Podczas wykonywania tych procedur należy pamiętać o monitorowaniu próbek podczas ich decelularyzacji, ponieważ próbki mogą się różnić w zależności od partii, co może skutkować różnymi czasami oczyszczania. Po tej procedurze można zastosować inne metody, takie jak dekwantyfikacja lub badania mechaniczne, aby odpowiedzieć na dodatkowe pytania, takie jak to, w jakim stopniu próbki są oczyszczane i do jakich innych tkanek próbki są mechanicznie podobne. Po opracowaniu technika ta pomogła utorować drogę naukowcom zajmującym się inżynierią tkankową do produkcji perfuzyjnych rusztowań.
Po obejrzeniu tego filmu powinieneś dobrze zrozumieć, jak decelularyzować tkanki roślinne do wykorzystania jako rusztowania. Nie zapominaj, że praca z detergentami i oparami wybielaczy może być niebezpieczna, a podczas wykonywania tych procedur należy zawsze podejmować środki ostrożności, takie jak stosowanie odpowiedniego sprzętu ochronnego i używanie dygestorio.
View the full transcript and gain access to thousands of scientific videos
Ten artykuł przedstawia i porównuje dwa protokoły decelularyzacji tkanek roślinnych: podejście oparte na detergentach i podejście bez detergentów. Obie metody zachowują macierz pozakomórkową, która może służyć jako szkielet dla zastosowań w inżynierii tkankowej.
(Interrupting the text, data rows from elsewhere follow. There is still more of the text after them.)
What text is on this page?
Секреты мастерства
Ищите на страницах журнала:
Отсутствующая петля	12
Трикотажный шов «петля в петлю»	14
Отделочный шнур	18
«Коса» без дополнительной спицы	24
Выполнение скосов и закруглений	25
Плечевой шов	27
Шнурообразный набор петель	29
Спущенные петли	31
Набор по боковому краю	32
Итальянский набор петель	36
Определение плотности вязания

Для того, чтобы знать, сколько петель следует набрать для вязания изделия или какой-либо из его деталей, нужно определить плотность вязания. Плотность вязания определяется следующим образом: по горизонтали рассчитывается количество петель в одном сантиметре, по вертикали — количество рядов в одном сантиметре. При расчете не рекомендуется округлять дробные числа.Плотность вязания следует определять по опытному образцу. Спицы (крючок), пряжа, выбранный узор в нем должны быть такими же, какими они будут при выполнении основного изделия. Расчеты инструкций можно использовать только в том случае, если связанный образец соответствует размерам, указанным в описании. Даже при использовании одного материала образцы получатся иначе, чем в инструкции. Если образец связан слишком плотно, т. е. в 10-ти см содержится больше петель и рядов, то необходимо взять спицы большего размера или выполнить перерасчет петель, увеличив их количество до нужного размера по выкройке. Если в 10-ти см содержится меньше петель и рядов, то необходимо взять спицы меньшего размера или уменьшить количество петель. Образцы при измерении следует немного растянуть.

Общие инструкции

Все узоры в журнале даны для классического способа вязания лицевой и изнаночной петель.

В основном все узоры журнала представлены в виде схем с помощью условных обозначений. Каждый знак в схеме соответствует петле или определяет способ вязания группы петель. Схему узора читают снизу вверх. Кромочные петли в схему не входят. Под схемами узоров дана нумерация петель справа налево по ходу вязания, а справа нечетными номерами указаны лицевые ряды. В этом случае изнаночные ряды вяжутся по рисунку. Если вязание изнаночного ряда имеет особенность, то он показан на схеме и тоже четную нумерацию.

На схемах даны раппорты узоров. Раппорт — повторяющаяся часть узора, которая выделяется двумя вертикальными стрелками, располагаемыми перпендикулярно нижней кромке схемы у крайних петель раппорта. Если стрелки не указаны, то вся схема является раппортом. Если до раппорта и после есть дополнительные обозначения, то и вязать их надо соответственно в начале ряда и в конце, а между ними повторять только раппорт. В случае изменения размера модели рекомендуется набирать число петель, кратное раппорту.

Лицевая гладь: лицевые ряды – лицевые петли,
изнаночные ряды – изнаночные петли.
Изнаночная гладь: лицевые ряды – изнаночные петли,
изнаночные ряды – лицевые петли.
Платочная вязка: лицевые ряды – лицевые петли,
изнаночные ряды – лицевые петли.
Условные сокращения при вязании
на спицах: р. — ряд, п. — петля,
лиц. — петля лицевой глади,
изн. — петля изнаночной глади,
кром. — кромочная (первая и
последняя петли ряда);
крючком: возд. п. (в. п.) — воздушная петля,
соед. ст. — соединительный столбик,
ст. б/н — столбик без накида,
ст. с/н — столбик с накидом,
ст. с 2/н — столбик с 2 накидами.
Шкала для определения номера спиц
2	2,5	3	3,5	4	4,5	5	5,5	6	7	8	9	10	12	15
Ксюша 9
Plant-derived scaffolds address critical biomaterials challenges in tissue engineering by offering scalable, biocompatible alternatives to autologous, synthetic, and animal-derived grafts. The described decellularization methods enable reproducible production of scaffolds with preserved extracellular matrix architecture, supporting fluid transfer and mechanical functionality essential for regenerative medicine applications. This positions plant-based systems as a strategic option for de-risking early-stage scaffold development in preclinical pipelines.
These decellularization methods integrate into the discovery continuum by providing preparatory scaffolds for cell-based assays, supporting progression from biomaterial screening to preclinical validation in tissue engineering workflows.